Thursday, June 26, 2014

Acute Concussion Symptom Severity and Delayed Symptom Resolution

Pediatrics Editorial Board Member, Stephen Harris MD, MS, shares his expert perspective on a new article from our July issue. To learn more about Dr. Harris and his work in pediatric medicine, check out our Contributors page.

By: Stephen Harris, MD, MS

child wearing helmet
Photo by Abhisek Sarda via Flickr
During pediatric residency, I used to wear a button that said “I could’a been a brain surgeon,” just to tick off the neurosurgeons. Had I only rested my brain after getting my “bell rung” during my high school hockey days, who knows? Emergency department physicians and those who provide medical care for children now have a variety of practice guidelines, management tools and questionnaires readily available to determine the severity of a concussion, track a patient’s recovery and titrate a slow and safe return to physical and cognitive activities.
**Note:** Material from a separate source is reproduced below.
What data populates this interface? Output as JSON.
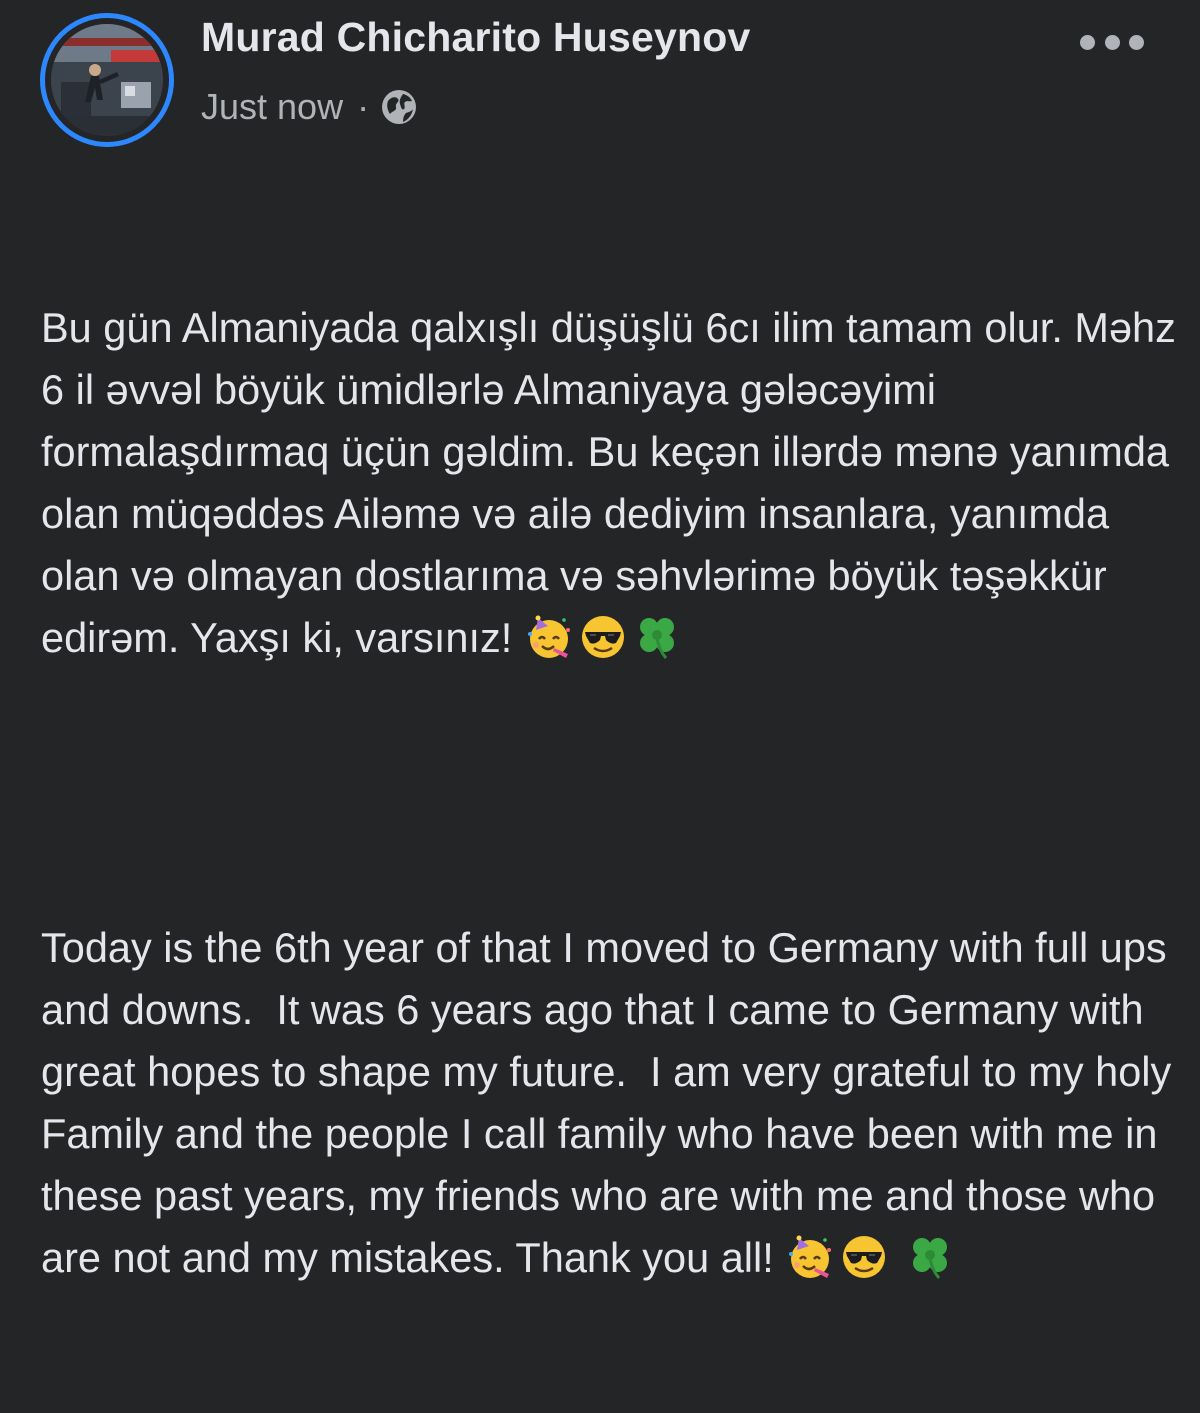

Grubenhoff and colleagues, writing in the July issue of Pediatrics (doi: 10.1542/peds.2013-2988), note that 630,000 children 0 to 19 years old visit US emergency departments (ED) for concussion. Citing the evidence that the risk of persistent symptoms may be modifiable, they hypothesized that an elevated symptom score on standardized evaluation at presentation would predict an increased risk of delayed symptom resolution.

Despite careful analysis of a well conducted study, Grubenhoff’s group did not find a target score that was statistically significantly associated with delayed symptom resolution. The authors explain that other studies have shown initial acuity predicts early symptoms, but complex, pre-existing psychological factors come into play to help explain who suffers from prolonged symptoms.

In a secondary analysis, Grubenhoff’s group did find a target score that predicted a higher risk of post-concussive syndrome as defined in the new ICD-10 system. They highlight some similarities between ICD-10 and the clinical criteria they used for delayed symptom resolution, but point out that the diagnostic accuracy of the ICD-10 criteria “is a topic of scientific debate as it is both subjective and imprecise.”

The authors’ call for those working in this research area to refine the definition of post-concussive syndrome should be heeded.

Grubenhoff and colleague’s work supports a continued conservative trajectory in the management of concussion. We now have a more full awareness of the increased risk of cerebral hemorrhage following a “second hit” to the head before one has completely recovered from a concussion—for children or adolescents. We also have an enormous and growing literature on the long-term neurologic and psychiatric consequences that may face those who participate in professional sports where one objective is to savage your opponent.

At the end of the day, any patient suffering a concussion should have close outpatient follow-up and serial symptom assessment following ED discharge.